During the presentation, the audience learned that Parkinson’s disease is the 14th leading cause of death in the U.S., mainly affecting men. Recent research caused the students to question if estrogen could cure or prevent the disease, so they decided to test their theory. Using approximately 958 zebrafish larvae, the students observed the development of the zebrafish over time in different test solutions and watching for any TRAP (Tremors, Rigidity, Akinesia and bradykinesia, Postural instability) symptoms that would indicate whether or not the zebrafish had developed Parkinson’s disease.

Courtesy of Ashley Chassard
Zebra Fish control groups

After doing four trials, the students concluded that estrogen can be used as a preventative measure, but not as a curative measure for Parkinson’s disease. In order to then show validity of data and likelihood of the results being by chance, the students performed two statistical tests, the Uni-squared test, and the 2 prop 2 test. The results showed that there was very little chance of the data being by chance, proving that it was accurate. If the class were to conduct the experiment again, they would increase the zebrafish observation time to guarantee that the results were the same both times.
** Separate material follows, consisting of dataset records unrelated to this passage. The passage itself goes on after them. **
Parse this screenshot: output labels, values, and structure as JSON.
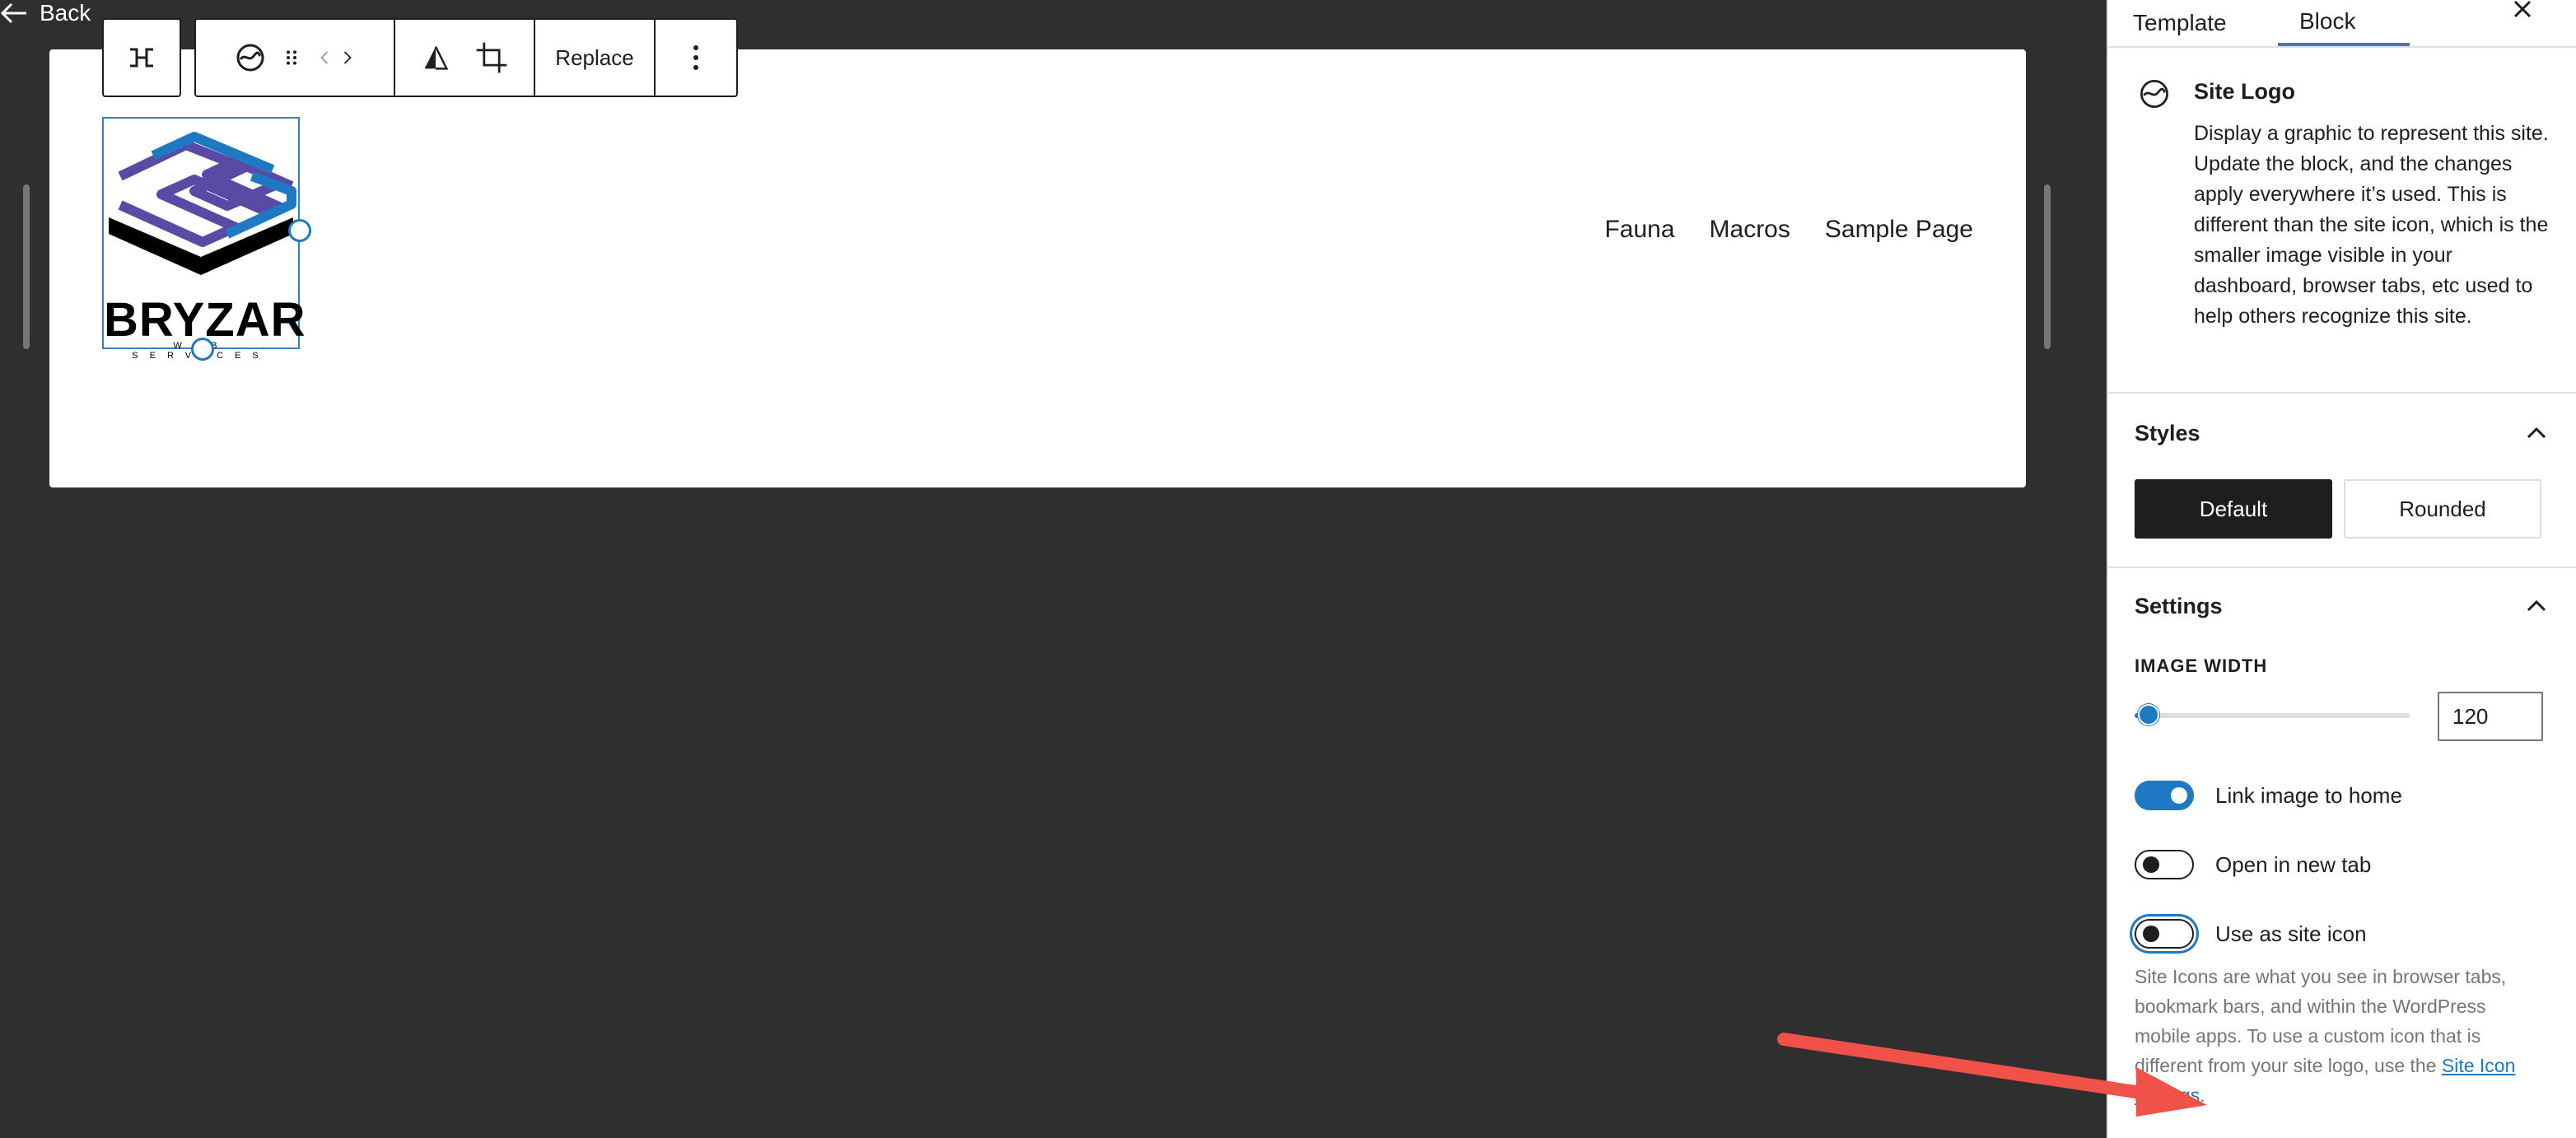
{
  "header": {
    "back_label": "Back"
  },
  "toolbar": {
    "replace_label": "Replace"
  },
  "logo": {
    "wordmark": "BRYZAR",
    "tagline": "WEB SERVICES",
    "colors": {
      "purple": "#5a4aa6",
      "blue": "#1e78c2",
      "black": "#000000"
    }
  },
  "nav": {
    "items": [
      "Fauna",
      "Macros",
      "Sample Page"
    ]
  },
  "sidebar": {
    "tabs": [
      {
        "label": "Template"
      },
      {
        "label": "Block"
      }
    ],
    "block": {
      "title": "Site Logo",
      "description": "Display a graphic to represent this site. Update the block, and the changes apply everywhere it’s used. This is different than the site icon, which is the smaller image visible in your dashboard, browser tabs, etc used to help others recognize this site."
    },
    "styles": {
      "heading": "Styles",
      "options": [
        {
          "label": "Default",
          "selected": true
        },
        {
          "label": "Rounded",
          "selected": false
        }
      ]
    },
    "settings": {
      "heading": "Settings",
      "image_width_label": "IMAGE WIDTH",
      "image_width_value": "120",
      "image_width_fraction": 0.05,
      "toggles": [
        {
          "label": "Link image to home",
          "on": true
        },
        {
          "label": "Open in new tab",
          "on": false
        },
        {
          "label": "Use as site icon",
          "on": false
        }
      ],
      "help_text": "Site Icons are what you see in browser tabs, bookmark bars, and within the WordPress mobile apps. To use a custom icon that is different from your site logo, use the",
      "help_link": "Site Icon settings",
      "help_end": "."
    }
  },
  "colors": {
    "accent": "#1e78c2",
    "annotation_arrow": "#f0524a",
    "canvas_bg": "#2f2f2f"
  }
}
In conclusion, the students stated that the class benefited them in multiple ways. It gave them experience that is good for college classes and taught them how to conduct authentic research, allowed them to work as a team on a large project, and showed them how to adapt to problems. Mario Jones concluded the program by thanking the Newport News Education Foundation and Toshiba American Foundation for their financial contribution, and Chassard for making it possible. Students in the class recommend it to anyone interested in science and biology because it is enjoyable, and it provides an experience that they normally would not have the opportunity to get in high school.

Courtesy of Ashley Chassard
Karan Singh, Ashley Chassard and Devin Singh pose at the end of the presentation.